Amazon Aktie: Kupfer gesichert
Amazon setzt auf Rohstoffsicherung für seine KI-Infrastruktur. Während der Tech-Riese massiv in Europa expandiert, schreibt er gleichzeitig eine halbe Milliarde Dollar im Retail-Geschäft ab. Die Prioritäten verschieben sich – und die Börse nimmt es zur Kenntnis.
Kupfer-Deal gegen Engpässe
Amazon Web Services (AWS) hat sich den Zugang zu einem kritischen Rohstoff gesichert: Kupfer aus der Johnson Camp Mine in Arizona. Der Vertrag mit Rio Tinto läuft über zwei Jahre und umfasst rund 14.000 Tonnen Kupferkathoden über vier Jahre. Das Material fließt direkt in die physische Infrastruktur der KI-Rechenzentren – Verkabelung, Transformatoren, Kühlsysteme.
Besonders ist die Produktionsmethode: Rio Tinto nutzt Bioleaching-Technologie, bei der Mikroorganismen Kupfer aus minderwertigem Erz lösen. Es ist die erste neue Kupferquelle in den USA seit über einem Jahrzehnt. Im Gegenzug liefert AWS Cloud-Analysen zur Optimierung des Abbaus. Die vertikale Integration zielt auf einen drohenden Engpass: Der Kupferbedarf von Hyperscale-Rechenzentren steigt rasant.
Europäische Souveränität als Türöffner
Parallel dazu ging am Wochenende die "European Sovereign Cloud" von AWS live.

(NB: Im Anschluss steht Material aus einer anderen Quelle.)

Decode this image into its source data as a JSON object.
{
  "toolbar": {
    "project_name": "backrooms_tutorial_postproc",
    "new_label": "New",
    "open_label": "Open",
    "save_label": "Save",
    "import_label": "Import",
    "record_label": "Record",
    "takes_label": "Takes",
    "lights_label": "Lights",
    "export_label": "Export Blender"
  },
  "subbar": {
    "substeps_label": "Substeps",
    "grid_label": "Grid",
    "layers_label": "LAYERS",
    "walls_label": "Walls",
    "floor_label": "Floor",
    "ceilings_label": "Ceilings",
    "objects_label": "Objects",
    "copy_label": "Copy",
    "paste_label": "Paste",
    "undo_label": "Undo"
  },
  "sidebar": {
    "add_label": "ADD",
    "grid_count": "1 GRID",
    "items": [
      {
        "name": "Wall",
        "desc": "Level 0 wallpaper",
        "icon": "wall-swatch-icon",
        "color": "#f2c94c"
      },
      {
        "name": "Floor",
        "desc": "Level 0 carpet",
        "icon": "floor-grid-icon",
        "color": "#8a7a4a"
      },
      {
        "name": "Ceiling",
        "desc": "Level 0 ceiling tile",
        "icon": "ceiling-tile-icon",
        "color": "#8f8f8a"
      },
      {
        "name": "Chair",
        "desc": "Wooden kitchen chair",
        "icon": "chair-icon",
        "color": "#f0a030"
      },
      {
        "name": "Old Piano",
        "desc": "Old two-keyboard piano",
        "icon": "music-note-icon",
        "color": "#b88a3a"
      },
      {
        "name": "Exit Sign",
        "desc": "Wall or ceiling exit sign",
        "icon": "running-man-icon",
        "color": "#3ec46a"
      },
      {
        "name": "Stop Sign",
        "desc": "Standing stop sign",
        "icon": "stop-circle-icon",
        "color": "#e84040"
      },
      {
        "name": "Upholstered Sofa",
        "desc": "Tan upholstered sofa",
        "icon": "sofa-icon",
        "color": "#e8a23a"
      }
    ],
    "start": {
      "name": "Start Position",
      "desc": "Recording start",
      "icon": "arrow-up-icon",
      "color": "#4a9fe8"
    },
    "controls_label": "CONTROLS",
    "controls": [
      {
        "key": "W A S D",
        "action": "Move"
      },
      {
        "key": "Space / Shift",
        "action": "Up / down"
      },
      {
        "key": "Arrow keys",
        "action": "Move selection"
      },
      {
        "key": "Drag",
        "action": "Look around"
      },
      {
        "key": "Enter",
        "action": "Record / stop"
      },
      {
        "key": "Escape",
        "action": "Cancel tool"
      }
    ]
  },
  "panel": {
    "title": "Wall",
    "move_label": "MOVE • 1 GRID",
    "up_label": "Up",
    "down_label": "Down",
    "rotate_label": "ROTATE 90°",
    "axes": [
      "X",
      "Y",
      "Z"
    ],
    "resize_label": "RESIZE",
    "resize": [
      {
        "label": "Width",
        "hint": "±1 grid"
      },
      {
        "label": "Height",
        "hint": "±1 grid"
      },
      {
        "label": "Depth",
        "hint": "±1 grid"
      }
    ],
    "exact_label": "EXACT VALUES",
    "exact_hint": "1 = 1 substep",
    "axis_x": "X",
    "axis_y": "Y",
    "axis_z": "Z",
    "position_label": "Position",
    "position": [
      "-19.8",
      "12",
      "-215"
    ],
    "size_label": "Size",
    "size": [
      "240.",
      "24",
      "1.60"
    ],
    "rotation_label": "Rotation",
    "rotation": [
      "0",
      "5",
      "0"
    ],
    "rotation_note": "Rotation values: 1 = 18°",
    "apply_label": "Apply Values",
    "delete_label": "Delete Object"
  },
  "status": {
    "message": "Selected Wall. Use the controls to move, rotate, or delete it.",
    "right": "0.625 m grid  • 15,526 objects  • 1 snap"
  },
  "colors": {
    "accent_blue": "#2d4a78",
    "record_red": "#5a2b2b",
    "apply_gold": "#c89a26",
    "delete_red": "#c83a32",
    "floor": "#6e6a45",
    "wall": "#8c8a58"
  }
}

Die neue Cloud-Region ist physisch und logisch vom globalen AWS-Netzwerk getrennt und wird ausschließlich von EU-Bürgern betrieben. Geplante Investition: über 7,8 Milliarden Euro in Deutschland.
Der Hintergrund: Regulatorischer Druck wegen des US CLOUD Act. Mit der souveränen Infrastruktur zielt Amazon auf hochregulierte Branchen und den öffentlichen Sektor in der EU ab – sensible Regierungsaufträge inklusive.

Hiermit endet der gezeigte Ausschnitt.